Of course, even if impeachment is important for stocks, we shouldn’t have expected the stock market to move on Wednesday’s impeachment vote. The market reacts to news, and from the market’s perspective, the vote wasn’t news because we all knew in advance what the vote result would be. But the market does not even seem to have been moved that much by real impeachment news, such as the unexpected political developments early this fall that led Democratic leaders who had been resisting activists’ demands for impeachment to change their minds and roll toward impeachment.
Stocks did drop a few hundred points on September 24 when Nancy Pelosi announced the opening of an impeachment inquiry into the president. But the losses were quickly regained, and stock market has continued to hit periodic record highs. As I wrote back in September, the markets worry about impeachment to the extent impeachment can hurt the future after-tax profits of corporations. The worry I identified at the time was that impeachment could cause Trump to lash out in ways that would do so, such as intensifying the trade war. But in the ensuing three months, he has managed to keep the trade war at stasis or better, helping the markets calm down.
Investors might also worry about how impeachment will affect who governs the country, and what policies will therefore get made that affect corporate profits. In general, political partisans overestimate the effect that election outcomes and even public policies have on economic output. The most important policies affecting both economic output and stock prices in the short and medium term are monetary policies, and the markets have been highly reactive to policy actions at the Federal Reserve, but that doesn’t have much to do with impeachment. But policy changes can have bigger effects on after-tax corporate profits than on the economy as a whole, and therefore can move the stock market even if they won’t affect the broader economy that much. A good example is the corporate tax cuts in the 2017 tax package, which reduced corporate taxes and therefore increased the expected return from holding stocks, which is a reason the stock market has done so well even though the economy enjoyed only a small and temporary boost from the tax cuts.
But the tax cuts are water under the bridge. In the very unlikely event that the Senate removed Trump, the new president, Mike Pence, would remain a supporter of low corporate taxes. And even if a Democrat wins the next election, he or she is likely to face a Republican-controlled senate or one with a narrow Democratic majority.
In the latter case, tax increases are likely to be on the table, but the corporate tax cuts are likely to prove more durable than Trump’s personal income tax cuts for high earners — in part because raising corporate taxes would tend to push down stock prices and therefore create political problems. (Elements of the corporate tax cut package also have significant support on the Democratic side of the aisle, though Democrats would not have cut the rate so low as 21 percent.) Higher personal income tax rates are of course a concern for wealthy owners of stocks, but they’re not a concern that would be expected to show up in stock prices themselves.
And finally, there’s no reason to infer from the polling or the prediction markets that impeachment has made Democratic control after the next election more likely.
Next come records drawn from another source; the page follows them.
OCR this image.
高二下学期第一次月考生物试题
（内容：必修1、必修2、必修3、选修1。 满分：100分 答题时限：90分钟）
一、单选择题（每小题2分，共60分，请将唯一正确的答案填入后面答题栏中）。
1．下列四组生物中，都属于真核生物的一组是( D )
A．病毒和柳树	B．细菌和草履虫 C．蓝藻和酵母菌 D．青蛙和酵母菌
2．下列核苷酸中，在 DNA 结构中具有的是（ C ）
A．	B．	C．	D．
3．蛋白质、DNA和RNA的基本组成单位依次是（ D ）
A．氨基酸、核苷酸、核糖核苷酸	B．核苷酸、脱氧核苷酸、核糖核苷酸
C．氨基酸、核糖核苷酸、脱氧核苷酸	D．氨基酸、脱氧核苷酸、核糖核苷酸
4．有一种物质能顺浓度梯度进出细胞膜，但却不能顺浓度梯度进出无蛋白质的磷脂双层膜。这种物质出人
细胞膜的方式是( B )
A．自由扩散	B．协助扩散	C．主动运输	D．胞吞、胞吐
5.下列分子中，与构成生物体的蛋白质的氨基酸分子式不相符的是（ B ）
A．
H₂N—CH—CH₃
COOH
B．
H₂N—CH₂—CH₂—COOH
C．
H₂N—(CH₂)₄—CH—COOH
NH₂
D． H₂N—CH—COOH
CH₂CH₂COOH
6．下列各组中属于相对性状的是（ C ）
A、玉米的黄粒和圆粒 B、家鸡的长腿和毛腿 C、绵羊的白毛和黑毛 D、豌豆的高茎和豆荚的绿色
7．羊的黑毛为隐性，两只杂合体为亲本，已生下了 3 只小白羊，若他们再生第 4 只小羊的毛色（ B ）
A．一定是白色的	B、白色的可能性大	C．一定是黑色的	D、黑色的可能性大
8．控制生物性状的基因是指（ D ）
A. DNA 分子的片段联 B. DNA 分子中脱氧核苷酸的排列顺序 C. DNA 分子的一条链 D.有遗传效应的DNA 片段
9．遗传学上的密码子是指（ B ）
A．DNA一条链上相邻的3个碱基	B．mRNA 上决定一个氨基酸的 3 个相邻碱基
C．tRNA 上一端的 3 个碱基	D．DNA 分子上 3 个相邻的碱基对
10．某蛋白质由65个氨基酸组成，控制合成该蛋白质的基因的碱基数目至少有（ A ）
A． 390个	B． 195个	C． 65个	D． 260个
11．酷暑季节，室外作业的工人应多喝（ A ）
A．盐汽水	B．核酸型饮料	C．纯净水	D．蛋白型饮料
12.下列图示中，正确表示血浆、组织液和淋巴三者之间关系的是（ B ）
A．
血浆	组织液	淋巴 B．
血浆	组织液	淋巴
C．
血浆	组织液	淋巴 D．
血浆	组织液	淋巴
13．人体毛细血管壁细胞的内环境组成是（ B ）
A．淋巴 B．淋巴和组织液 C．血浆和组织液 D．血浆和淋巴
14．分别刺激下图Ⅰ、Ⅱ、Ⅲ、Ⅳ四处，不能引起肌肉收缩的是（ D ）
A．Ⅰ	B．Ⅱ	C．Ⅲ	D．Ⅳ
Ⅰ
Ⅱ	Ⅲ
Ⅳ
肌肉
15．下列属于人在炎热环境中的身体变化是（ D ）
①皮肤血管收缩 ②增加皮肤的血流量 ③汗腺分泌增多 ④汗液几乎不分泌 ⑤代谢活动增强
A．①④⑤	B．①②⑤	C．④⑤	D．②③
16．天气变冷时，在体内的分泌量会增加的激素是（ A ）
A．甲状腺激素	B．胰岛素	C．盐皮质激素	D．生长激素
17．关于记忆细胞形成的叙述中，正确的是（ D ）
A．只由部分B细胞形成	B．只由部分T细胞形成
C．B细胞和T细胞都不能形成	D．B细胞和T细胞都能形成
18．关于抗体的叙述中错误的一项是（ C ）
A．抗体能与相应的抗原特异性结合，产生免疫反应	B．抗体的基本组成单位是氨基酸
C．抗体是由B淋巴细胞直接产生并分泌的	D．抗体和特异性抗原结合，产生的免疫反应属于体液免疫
In fact, the PredictIt markets have Trump’s reelection odds a few points higher now than when Pelosi announced the inquiry in September. I don’t put too much stock in that change — the prediction markets are not deep and liquid like the stock market, so they’re not as reliable a read on sentiment — but it’s another data point supporting the view that Democratic odds have not gone up.
If you’re a political observer, you may be coming around to the view that impeachment doesn’t matter very much. (I certainly am.) Public opinion isn’t moving. Trump isn’t going to be removed. The government after impeachment is going to look very much like it did before it. This is the stock market’s view, too — if impeachment isn’t going to change anything else, why should it change stock prices?